Je ne suis pas sûr que la littérature ait une quelconque tâche, ni mission. En tout état de cause, je ne me donne pas du tout comme rôle de rappeler cette misère, mais je pense simplement qu’il y a en elle une potentialité de récits, une vie dans les ruines. En ce sens, la littérature peut peut-être nommer la réalité, investir les angles morts, mais je ne lui prête pas plus de pouvoir ou de mission sociale que cela, et, si ceux qui lisent mes textes sont évidemment libres de trouver l’enseignement qu’ils veulent, ce n’est pas du tout mon but.
À lire votre texte, se dégage malgré tout, et paradoxalement, ce que je suis contraint de nommer de la beauté : une beauté ni réconciliatrice, ni réparatrice, mais une beauté qui au contraire qui semble souligner les douleurs, et paraît cette force capable de mieux nommer cette réalité…
Oui, c’est vrai qu’il y a une forme de poésie industrielle qui m’a surprise en relisant le texte ces derniers jours. Avant tout, j’aime ces paysages, qui ne sont pas seulement un décor, mais ce dans quoi je vis et j’ai vécu – mon père s’arrêtait au bord des routes pour nous les montrer et nous expliquer le fonctionnement des hauts fourneaux… Et j’y trouve encore une véritable beauté : c’est une nature morte, et ce qui nous attend. Il émane de ces paysages que je trouve poignant, de ces outils à l’abandon, une immense mélancolie. Toute la vie s’organisait autour de cette réalité industrielle, et quand on a enlevé ça, il ne reste rien, et ce rien me bouleverse. Oui, j’ai un plaisir dans ces descriptions, un plaisir douloureux d’observer ces monstres de métal que je trouve si beaux : et j’essaie de traduire cela dans l’écriture.
On a la sensation que ces paysages font corps avec les êtres, comme les villes avec le ciel.

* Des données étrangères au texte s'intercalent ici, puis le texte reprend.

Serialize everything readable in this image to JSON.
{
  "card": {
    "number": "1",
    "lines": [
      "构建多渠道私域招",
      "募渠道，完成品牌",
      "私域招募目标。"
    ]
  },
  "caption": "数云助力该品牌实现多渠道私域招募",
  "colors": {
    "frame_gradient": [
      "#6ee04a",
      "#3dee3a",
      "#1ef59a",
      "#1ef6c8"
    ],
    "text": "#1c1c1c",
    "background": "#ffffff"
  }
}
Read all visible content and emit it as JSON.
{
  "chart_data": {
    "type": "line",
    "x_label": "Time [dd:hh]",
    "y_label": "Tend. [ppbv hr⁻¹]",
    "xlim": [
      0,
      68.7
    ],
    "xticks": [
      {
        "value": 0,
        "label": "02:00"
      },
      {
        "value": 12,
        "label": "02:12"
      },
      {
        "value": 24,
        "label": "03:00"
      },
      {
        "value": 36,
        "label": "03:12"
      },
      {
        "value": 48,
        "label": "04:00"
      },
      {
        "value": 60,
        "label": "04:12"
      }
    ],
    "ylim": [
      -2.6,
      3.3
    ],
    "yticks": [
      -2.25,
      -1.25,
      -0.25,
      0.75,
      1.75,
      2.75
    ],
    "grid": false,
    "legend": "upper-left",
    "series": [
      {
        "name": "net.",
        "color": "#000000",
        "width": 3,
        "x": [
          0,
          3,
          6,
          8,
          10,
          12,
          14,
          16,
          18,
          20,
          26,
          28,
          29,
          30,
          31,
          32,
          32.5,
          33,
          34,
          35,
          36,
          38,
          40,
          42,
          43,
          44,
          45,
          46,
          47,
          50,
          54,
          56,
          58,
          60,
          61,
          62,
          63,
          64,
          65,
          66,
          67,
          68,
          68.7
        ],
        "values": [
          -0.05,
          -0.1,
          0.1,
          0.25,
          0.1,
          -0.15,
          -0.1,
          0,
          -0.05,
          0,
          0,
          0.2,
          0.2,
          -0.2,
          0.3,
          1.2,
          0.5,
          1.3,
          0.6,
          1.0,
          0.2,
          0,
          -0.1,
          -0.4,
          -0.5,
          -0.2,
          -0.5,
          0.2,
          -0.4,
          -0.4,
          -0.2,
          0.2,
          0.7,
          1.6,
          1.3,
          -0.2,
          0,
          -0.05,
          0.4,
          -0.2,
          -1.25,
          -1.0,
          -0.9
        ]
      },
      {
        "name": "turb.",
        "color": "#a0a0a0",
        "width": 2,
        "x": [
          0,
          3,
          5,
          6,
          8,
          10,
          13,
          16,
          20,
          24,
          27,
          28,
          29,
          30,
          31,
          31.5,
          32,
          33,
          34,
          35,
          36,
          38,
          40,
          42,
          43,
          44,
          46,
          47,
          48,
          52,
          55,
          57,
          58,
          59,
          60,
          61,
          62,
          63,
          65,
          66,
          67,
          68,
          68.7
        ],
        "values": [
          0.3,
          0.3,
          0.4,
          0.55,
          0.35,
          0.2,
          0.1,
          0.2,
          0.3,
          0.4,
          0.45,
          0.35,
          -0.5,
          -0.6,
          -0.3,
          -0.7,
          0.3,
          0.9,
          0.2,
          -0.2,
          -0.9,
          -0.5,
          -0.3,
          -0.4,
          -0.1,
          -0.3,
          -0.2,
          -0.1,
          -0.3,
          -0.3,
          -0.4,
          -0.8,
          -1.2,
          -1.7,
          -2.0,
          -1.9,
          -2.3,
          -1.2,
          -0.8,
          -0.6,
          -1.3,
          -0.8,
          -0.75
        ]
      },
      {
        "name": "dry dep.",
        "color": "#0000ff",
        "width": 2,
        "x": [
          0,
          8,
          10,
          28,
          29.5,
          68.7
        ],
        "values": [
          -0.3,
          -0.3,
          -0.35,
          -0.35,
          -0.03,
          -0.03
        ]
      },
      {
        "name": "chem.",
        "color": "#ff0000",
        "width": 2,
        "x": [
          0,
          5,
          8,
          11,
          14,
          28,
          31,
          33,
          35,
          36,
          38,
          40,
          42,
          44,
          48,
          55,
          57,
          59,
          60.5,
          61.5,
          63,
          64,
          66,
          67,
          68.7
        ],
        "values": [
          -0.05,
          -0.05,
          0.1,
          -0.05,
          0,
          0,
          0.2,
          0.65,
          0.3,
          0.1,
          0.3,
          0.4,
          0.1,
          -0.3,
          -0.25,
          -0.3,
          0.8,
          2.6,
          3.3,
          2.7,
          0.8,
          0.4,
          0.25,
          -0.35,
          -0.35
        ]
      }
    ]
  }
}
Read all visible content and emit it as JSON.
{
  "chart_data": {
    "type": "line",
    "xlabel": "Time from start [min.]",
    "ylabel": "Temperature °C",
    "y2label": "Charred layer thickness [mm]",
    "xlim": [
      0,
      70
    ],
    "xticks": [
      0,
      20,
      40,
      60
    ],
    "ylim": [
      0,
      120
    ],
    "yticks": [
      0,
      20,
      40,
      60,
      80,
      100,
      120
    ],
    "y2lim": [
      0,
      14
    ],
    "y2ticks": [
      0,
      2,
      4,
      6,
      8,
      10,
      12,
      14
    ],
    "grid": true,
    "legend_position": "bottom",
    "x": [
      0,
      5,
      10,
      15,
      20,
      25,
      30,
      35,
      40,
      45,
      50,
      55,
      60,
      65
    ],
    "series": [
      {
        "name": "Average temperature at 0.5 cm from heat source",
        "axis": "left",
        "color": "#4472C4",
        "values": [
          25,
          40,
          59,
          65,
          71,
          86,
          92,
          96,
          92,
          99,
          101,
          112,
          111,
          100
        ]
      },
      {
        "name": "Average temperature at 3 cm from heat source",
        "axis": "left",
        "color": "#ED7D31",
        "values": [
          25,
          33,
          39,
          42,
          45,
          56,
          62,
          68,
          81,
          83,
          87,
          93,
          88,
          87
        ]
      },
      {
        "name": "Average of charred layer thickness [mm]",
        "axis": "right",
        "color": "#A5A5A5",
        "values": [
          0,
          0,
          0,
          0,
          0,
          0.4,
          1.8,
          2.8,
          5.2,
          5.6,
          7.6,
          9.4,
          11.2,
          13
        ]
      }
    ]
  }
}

Je pars toujours des paysages quand j’écris, parce que je pense que les humains que j’y décris sont toujours la résultante des paysages, donc oui, les humains sont « raccords » avec les paysages urbains que je décris – c’est d’ailleurs cela qui m’intéresse : les humains en sont le produit, ils en sont l’excroissance, et ce lien-là, entre l’être humain et son habitat me semble important : il se trouve que dans ces lieux dont je parle, il n’y a rien à faire ; là, les gens sont à l’image de leur ville dont ils sont prisonniers. Je suis d’ailleurs heureuse que ce texte soit lu à Pont-à-Mousson, en Lorraine, territoire de paysages industriels semblables…
La langue que tu proposes paraît singulière, presque étrangère tant elle prend à revers la langue elle-même : la violence sociale pourrait même se retrouver dans une certaine violence exercée dans la langue, tout à la fois rehaussée et brutalisée.
Je ne suis pas de culture francophone – ce n’est pas cette culture là qui m’a nourri –, mais je suis de langue française : et je regarde donc cette langue, qui est la mienne, comme une langue étrangère, cette chose grandiloquente, boursouflée, je l’observe avec méfiance : et quand je m’en saisis, c’est inévitablement dans une certaine irrévérence.